In a continuing study of the ecological effects of stormwater on urban estuaries, NIWA is taking a "weight of evidence" approach. The first line of approach incorporates correlative studies of the distributions of animals and contaminants in the sediments of several urban and rural estuaries near Auckland. This has provide evidence of ecological effects in terms of differences in communities of animals between estuaries with urban and rural catchments, and correlations of patterns of distribution of faunal communities with those of concentrations of contaminants.

The second line of approach is the development of standard laboratory toxicity tests of sediments contaminated by stormwater. These tests use native, marine or estuarine species and sublethal endpoints. The methodology of these tests, and of equivalent toxicity tests carried out in the field, is presently being refined.

The third line of approach, and the most robust in terms of demonstrating cause and effect, is the use of experimental field-studies. A large-scale, experimental study in the Manukau Harbour has provided evidence for such effects.
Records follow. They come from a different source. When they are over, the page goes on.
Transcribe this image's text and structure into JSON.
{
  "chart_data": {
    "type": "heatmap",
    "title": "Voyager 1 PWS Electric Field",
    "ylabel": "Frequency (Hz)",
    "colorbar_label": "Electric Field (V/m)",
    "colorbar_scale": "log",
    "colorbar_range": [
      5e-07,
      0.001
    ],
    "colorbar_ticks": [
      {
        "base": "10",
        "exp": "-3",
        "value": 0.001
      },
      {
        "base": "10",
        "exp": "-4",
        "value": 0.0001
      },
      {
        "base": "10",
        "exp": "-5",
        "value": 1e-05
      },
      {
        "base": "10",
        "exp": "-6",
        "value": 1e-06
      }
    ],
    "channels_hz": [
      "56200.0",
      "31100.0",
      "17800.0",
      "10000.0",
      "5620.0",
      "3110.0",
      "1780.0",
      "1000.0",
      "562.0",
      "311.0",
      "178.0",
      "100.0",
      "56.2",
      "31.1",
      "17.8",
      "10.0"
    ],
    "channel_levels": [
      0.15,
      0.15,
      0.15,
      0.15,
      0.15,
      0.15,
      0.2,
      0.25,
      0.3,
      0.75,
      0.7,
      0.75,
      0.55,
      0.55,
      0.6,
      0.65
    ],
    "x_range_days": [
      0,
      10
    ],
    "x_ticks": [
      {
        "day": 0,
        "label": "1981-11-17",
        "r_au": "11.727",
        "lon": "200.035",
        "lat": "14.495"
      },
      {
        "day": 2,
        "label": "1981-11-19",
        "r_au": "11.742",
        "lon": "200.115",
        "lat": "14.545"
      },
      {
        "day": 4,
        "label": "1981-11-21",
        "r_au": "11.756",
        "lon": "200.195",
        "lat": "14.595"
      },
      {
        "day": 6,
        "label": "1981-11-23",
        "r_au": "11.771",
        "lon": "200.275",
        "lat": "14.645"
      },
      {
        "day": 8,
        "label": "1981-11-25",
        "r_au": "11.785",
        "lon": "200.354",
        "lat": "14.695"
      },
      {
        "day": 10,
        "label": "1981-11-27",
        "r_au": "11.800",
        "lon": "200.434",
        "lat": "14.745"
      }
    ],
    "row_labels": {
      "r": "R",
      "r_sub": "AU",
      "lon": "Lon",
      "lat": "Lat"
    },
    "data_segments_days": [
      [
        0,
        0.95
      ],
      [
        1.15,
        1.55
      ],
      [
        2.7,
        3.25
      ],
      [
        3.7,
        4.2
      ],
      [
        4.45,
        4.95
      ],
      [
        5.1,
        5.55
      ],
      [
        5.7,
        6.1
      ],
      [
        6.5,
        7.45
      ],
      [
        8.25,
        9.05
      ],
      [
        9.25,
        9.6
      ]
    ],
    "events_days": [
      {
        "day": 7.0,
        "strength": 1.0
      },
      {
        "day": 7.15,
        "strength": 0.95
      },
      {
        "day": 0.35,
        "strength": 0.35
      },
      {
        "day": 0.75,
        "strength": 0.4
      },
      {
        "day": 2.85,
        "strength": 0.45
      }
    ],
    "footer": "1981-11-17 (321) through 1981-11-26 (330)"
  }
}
The experiment involved contamination of an area of sandflat with the pesticide chlordane at concentrations similar to those found in other parts of the harbour. Application of the pesticide had no apparent effect on adult bivalves but, in keeping with the laboratory results described above, was followed by the emigration of juvenile bivalves from the site. Future work will investigate rates and patterns of larval recruitment into contaminated and uncontaminated sediments.

The long-term outcome of this programme of research will be the ability to predict environmental impacts of proposed urban development in terms of rates of accumulation of contaminants in receiving environments, and the likely ecological consequences of this. This information will aid environmental managers in developing strategies for urban expansion and in prioritising resources for mitigating environmental effects of existing and future discharges.

Don Morrisey works at the National Institute of Water and Atmospheric Research Ltd in Hamilton.